Wednesday, March 10, 2010

U.S. Government in the Way to Develop Natural Gas

By Anna Driver
HOUSTON, March 9 (Reuters) - The U.S. has vast supplies of natural gas locked tight in shale that could offer a long-term energy solution, but the government is ignoring the resource's potential, Jim Mulva, the chief executive officer of ConocoPhillips (COP.N), said on Tuesday.
Shale formations across North America are said to hold enough gas to meet domestic demand for a hundred years. Historically, those resources have been out of reach, but technology like horizontal drilling now allows energy companies to tap natural gas trapped in rock.
U.S. policies and proposals are an impediment and are overly favorable to development of renewable sources of energy, Mulva said..

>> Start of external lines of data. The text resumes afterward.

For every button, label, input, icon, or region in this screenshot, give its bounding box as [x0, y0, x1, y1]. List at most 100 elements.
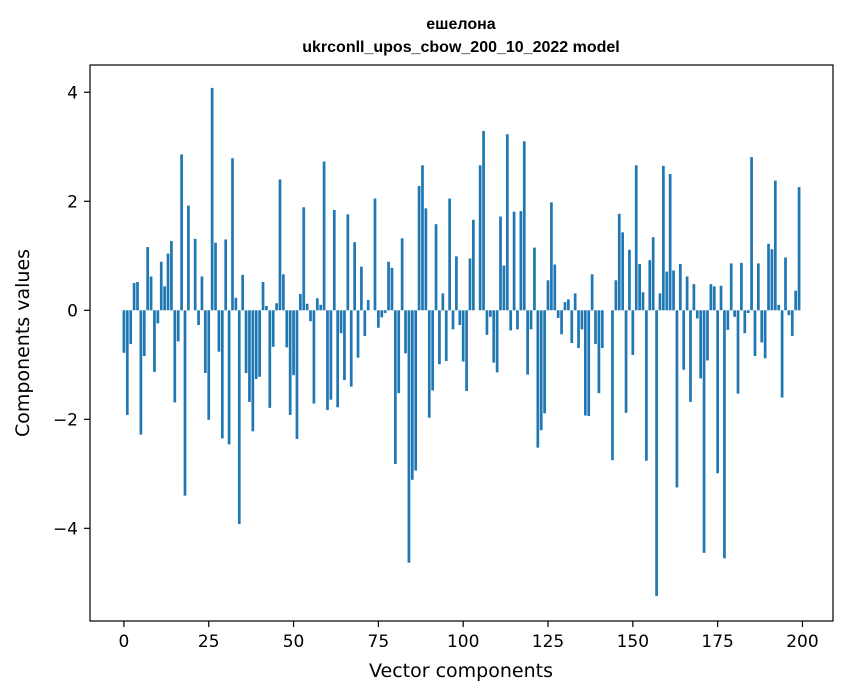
chart-title: ешелона: [426, 16, 496, 33]
bar: [417, 186, 421, 311]
bar: [346, 214, 350, 311]
bar: [404, 310, 407, 354]
bar: [583, 310, 587, 416]
bar: [455, 256, 458, 311]
bar: [536, 310, 540, 448]
bar: [421, 165, 424, 311]
bar: [224, 239, 228, 311]
bar: [692, 284, 696, 311]
bar: [505, 134, 509, 311]
bar: [645, 310, 648, 461]
bar: [156, 310, 160, 324]
x-tick-label: 25: [198, 632, 220, 652]
bar: [254, 310, 258, 379]
y-axis-ticks: −4 −2 0 2 4: [53, 83, 90, 539]
bar: [560, 310, 563, 335]
bar: [573, 293, 577, 311]
bar: [478, 165, 482, 311]
bar: [180, 154, 183, 311]
bar: [767, 243, 770, 311]
bar: [567, 299, 570, 311]
bar: [360, 266, 363, 311]
bar: [265, 305, 268, 311]
bar: [356, 310, 360, 358]
bar: [220, 310, 224, 439]
bar: [770, 249, 774, 311]
bar: [685, 276, 689, 311]
bar: [522, 141, 526, 311]
bar: [631, 310, 635, 355]
bar: [628, 249, 631, 311]
x-tick-label: 0: [119, 632, 130, 652]
bar: [726, 310, 730, 330]
bar: [387, 261, 390, 311]
bar: [390, 267, 394, 311]
bar: [393, 310, 397, 465]
bar: [227, 310, 231, 445]
bar: [743, 310, 747, 334]
bar: [716, 310, 719, 474]
bar: [336, 310, 340, 408]
bar: [458, 310, 462, 326]
bar: [125, 310, 129, 415]
bar: [234, 297, 238, 311]
bar: [193, 238, 197, 311]
bar: [176, 310, 180, 342]
bar: [258, 310, 261, 377]
bar: [485, 310, 489, 335]
bar: [268, 310, 272, 408]
bar: [170, 241, 173, 311]
bar: [383, 310, 387, 314]
bar: [526, 310, 530, 375]
bar: [753, 310, 757, 357]
bar: [438, 310, 441, 365]
bar: [499, 216, 502, 311]
bar: [410, 310, 414, 480]
bar: [516, 310, 519, 330]
bar: [461, 310, 465, 362]
bar: [237, 310, 241, 524]
bar: [502, 265, 506, 311]
bar: [465, 310, 468, 391]
bar: [784, 257, 787, 311]
bar: [488, 310, 492, 317]
y-tick-label: 4: [67, 83, 78, 103]
x-tick-label: 75: [368, 632, 390, 652]
bar: [740, 262, 743, 311]
bar: [217, 310, 221, 352]
bar: [621, 232, 625, 311]
bar: [702, 310, 706, 553]
bar: [282, 274, 285, 311]
bar: [773, 180, 777, 311]
bar: [590, 274, 594, 311]
bar: [312, 310, 316, 404]
bar: [288, 310, 292, 415]
bar: [723, 310, 726, 559]
x-tick-label: 50: [283, 632, 305, 652]
bar: [315, 298, 319, 311]
bar: [662, 165, 665, 311]
bar: [641, 292, 645, 311]
bar: [675, 310, 679, 488]
bar: [780, 310, 784, 398]
bar: [275, 303, 278, 311]
bar: [407, 310, 411, 563]
bar: [139, 310, 143, 435]
bar: [570, 310, 574, 343]
bar: [159, 261, 163, 311]
bar: [163, 286, 166, 311]
bar: [533, 247, 536, 311]
bar: [146, 247, 150, 311]
bar: [482, 130, 485, 311]
bar: [427, 310, 431, 418]
y-tick-label: −4: [53, 519, 78, 539]
bar: [142, 310, 146, 357]
bar: [322, 161, 326, 311]
bar: [550, 202, 553, 311]
bar: [251, 310, 255, 432]
bar: [563, 302, 567, 311]
bar: [529, 310, 533, 330]
bar: [380, 310, 384, 318]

"Unfortunately, (the U.S. government) also proposes higher taxes on the natural gas industry, and is tightening resource access, Mulva said in the text of a speech to be delivered at the IHS CERAWEEK conference. "Perhaps it has not yet learned that if you tax something, you get less of it."
While shale drilling techniques were pioneered in the United States, the country will fall behind others like China unless more is done to produce shale acreage, Mulva said.
"The shale gas revolution here occurred on private and state land, not federal land," the CEO of the third largest U.S. oil company said. "Think of the economic development and job creation potential if more land was opened and if less red tape tied up the acreage that is leased."
Last month, Conoco and BP Plc (BP.L) said they would drop out of a group lobbying for the U.S. Climate bill because proposed legislation would hurt the motor fuels and natural gas industries.
The U.S. Climate Action Partnership, was a coalition of companies and moderate environmental groups that created a blueprint for legislation aimed at cutting greenhouse gas emissions.
At the time, Mulva said the organization's plan did not do enough to recognize the role natural gas could play in reducing emissions.